C’est une manière, pour la raison, de se reconnaître limitée, ne serait-ce que pour exprimer, par exemple, le savoir-faire, les pratiques, la culture et la façon d’habiter des “saigneurs” de la forêt de la Lande (Michel Serres a une jolie chronique là-dessus [lien]), des mariniers de la Garonne, des pêcheurs de Louisiane ou des paysans du Pays d’En haut – toutes choses qui précisément se vivent, s’expérimentent, s’apprennent, se transmettent, mais ne se rationalisent pas et ne se rationaliseront jamais, parce qu’il s’agit de vie, de vivants, de manière qu’ont ces vivants d’habiter et de vivre leur lieux et de faire sens. C’est une raison qui se reconnaît elle-même en tant que phénomène vivant (une raison postnietzschéenne qui sait que c’est le corps qui parle), une raison qui sait qu’elle peut produire “un système d’une puissance matérielle” étonnante, convoquer, grâce à ses ingénieuses démarches réductionnistes ou statistiques, des forces d’une puissance redoutable (de quoi aller sur la Lune ou créer de petits soleils sur la Terre), mais qui sait que le réel est fondamentalement et intrinsèquement irréductible (à sa démarche). Une raison qui comprend qu’elle se dessèche et meurt si elle ne s’appuie pas sur une culture, une poétique. Une raison qui n’a pas peur de se reconnaître irriguée par une poétique de la Terre, l’écoute du monde et des choses – vivantes et dites “inertes ” –, où chacun a sa parole, du Gulf Stream aux subtiles couches d’argiles et de silts du Golfe du Mexique ; des bayous aux mélanges de gaz, d’huile et d’eau sous pression qui se faufilent dans le délicat labyrinthe des structures géologiques. Ce que le pêcheur local comme le géologue “de base” entend, respectivement, malgré son inscription dans une globalisation furieuse ou sa formation scientifique, simplement parce qu’ils ne se réduisent pas à cela (ce qui permet par exemple au géologue cité par Naomi Klein, Jill Schneiderman, de parler de “Puits de Pandore”, “Pandora's well”).

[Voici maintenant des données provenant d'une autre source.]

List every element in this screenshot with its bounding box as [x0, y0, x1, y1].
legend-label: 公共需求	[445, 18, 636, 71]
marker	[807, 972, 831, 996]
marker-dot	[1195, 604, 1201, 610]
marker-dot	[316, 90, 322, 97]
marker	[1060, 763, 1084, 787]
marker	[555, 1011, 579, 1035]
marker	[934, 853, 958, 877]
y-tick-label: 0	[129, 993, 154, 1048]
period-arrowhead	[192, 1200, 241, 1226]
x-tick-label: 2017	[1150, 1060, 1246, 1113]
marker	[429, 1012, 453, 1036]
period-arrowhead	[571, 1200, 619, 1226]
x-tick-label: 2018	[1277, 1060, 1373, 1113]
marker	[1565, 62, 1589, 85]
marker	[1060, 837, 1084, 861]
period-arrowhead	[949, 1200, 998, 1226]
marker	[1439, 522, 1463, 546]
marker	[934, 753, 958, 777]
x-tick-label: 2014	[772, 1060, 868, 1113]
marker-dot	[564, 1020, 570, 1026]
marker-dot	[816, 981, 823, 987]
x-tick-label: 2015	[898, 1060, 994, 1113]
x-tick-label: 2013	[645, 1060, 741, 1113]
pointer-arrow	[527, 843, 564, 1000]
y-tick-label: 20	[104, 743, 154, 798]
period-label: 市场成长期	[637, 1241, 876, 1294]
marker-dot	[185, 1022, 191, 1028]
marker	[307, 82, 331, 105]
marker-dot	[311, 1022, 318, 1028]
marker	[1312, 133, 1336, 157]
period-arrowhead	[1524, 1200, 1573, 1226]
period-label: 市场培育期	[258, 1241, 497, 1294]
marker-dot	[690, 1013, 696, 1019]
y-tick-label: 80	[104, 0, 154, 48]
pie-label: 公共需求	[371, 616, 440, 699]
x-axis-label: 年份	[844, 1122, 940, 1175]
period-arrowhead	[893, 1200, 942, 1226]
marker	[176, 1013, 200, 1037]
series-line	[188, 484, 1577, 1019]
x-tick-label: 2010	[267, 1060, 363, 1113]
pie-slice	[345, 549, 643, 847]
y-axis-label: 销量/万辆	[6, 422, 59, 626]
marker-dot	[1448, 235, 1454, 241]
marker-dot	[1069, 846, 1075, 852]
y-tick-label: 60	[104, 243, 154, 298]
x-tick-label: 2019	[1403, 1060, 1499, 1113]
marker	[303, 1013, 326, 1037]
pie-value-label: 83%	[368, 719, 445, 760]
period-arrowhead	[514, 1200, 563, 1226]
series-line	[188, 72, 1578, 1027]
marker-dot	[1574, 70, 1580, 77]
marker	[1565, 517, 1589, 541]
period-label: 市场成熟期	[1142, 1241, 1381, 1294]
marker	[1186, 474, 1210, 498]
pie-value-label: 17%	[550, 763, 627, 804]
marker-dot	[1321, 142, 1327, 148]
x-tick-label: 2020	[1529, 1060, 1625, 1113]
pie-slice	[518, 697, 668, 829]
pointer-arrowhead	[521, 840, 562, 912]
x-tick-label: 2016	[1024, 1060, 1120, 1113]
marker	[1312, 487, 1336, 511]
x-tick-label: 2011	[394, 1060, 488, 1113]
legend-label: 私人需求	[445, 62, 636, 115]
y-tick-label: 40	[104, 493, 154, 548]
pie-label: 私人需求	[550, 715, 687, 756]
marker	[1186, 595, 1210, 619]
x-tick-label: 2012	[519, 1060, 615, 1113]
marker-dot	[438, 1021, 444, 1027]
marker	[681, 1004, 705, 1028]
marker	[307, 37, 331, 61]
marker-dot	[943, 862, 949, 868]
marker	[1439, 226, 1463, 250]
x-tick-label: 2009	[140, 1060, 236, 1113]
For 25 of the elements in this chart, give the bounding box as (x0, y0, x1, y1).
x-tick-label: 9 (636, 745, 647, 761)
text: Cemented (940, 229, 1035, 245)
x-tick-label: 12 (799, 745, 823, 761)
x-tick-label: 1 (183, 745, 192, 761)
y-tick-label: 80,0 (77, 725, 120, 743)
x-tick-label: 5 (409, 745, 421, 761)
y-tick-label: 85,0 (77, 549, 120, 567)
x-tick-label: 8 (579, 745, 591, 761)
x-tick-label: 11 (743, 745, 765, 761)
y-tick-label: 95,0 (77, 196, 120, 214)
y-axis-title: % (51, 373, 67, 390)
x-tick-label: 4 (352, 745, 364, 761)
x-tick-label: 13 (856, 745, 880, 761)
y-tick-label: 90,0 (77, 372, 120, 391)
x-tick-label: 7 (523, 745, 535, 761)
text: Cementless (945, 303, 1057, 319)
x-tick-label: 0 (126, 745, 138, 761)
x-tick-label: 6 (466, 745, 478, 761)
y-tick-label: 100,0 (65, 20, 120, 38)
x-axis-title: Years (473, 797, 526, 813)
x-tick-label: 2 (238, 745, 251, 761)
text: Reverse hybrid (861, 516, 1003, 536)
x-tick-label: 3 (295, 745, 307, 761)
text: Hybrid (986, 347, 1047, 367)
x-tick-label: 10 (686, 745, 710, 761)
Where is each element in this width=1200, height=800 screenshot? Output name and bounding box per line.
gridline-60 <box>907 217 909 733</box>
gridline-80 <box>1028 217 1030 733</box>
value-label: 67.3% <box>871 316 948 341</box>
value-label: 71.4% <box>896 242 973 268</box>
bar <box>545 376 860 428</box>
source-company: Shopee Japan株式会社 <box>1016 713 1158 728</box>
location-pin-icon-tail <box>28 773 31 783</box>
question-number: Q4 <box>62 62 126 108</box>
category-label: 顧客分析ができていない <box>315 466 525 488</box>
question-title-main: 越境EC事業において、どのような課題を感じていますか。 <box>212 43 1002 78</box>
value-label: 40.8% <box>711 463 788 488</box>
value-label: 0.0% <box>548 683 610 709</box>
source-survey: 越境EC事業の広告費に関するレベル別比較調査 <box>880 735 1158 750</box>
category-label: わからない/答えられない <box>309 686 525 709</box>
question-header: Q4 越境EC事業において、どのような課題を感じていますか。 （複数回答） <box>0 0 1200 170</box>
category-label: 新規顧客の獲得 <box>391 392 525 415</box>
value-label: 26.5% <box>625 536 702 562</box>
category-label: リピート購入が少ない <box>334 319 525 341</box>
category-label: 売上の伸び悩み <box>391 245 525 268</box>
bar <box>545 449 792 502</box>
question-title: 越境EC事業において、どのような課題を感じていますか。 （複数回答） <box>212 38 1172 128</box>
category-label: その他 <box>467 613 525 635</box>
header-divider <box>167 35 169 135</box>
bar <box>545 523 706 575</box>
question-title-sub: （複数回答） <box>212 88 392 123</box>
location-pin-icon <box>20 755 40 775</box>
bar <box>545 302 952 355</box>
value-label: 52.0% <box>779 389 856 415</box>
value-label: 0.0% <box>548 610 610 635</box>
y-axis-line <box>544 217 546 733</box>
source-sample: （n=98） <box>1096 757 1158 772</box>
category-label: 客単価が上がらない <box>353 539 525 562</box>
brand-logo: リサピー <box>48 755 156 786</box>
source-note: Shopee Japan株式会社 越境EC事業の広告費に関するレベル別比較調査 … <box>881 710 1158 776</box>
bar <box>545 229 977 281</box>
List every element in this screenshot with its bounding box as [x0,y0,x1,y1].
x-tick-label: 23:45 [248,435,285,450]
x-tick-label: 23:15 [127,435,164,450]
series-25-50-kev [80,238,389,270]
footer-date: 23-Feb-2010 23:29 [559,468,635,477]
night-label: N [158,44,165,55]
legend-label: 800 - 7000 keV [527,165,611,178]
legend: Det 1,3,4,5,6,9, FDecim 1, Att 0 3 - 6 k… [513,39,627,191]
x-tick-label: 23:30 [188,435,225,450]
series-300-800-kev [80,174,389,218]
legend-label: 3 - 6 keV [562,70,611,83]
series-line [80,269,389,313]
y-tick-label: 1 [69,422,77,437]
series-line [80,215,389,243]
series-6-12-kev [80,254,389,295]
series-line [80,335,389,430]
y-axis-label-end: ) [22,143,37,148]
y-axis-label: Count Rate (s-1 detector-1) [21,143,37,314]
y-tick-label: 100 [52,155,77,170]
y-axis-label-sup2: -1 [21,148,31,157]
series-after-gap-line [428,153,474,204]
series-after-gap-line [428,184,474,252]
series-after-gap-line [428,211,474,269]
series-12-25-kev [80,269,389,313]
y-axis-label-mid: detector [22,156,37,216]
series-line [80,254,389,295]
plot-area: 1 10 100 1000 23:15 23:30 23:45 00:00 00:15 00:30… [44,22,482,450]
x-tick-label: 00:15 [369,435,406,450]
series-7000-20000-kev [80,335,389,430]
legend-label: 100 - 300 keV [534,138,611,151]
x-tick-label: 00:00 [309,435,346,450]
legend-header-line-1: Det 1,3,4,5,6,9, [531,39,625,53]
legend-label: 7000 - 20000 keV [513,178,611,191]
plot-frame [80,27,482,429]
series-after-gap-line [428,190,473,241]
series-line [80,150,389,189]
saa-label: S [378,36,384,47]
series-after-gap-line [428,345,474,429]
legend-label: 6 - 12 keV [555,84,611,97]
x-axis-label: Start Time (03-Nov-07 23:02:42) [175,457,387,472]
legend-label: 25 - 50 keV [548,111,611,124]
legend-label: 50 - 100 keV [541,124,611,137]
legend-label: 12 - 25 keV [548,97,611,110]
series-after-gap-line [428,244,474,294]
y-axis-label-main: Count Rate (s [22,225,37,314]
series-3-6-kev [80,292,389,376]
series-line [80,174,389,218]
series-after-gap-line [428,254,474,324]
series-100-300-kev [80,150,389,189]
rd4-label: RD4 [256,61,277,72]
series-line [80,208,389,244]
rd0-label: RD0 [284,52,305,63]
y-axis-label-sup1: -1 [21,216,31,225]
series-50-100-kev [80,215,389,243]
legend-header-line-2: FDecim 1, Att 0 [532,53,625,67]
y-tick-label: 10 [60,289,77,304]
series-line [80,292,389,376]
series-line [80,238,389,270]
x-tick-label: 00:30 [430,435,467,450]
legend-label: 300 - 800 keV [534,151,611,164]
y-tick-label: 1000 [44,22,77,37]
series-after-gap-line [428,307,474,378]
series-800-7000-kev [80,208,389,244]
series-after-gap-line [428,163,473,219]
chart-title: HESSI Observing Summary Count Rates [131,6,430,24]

Ce que Tony Hayward n’entends plus – ce que ne peuvent plus entendre les gens “haut placés”, isolés : le système l’interdit (voyez cette photo étonnement parlante du pauvre chef exécutif de BP [lien], photo numéro 103, semaine du 2 au 8 mai accessible depuis l’index).
Une écoute (géo)poétique qui peut par contre permettre, soutenir, rendre compte, étayer ce que vous appelez cette «idée finalement supra-rationnelle de la “participation” de la nature du monde dans l’affrontement G4G».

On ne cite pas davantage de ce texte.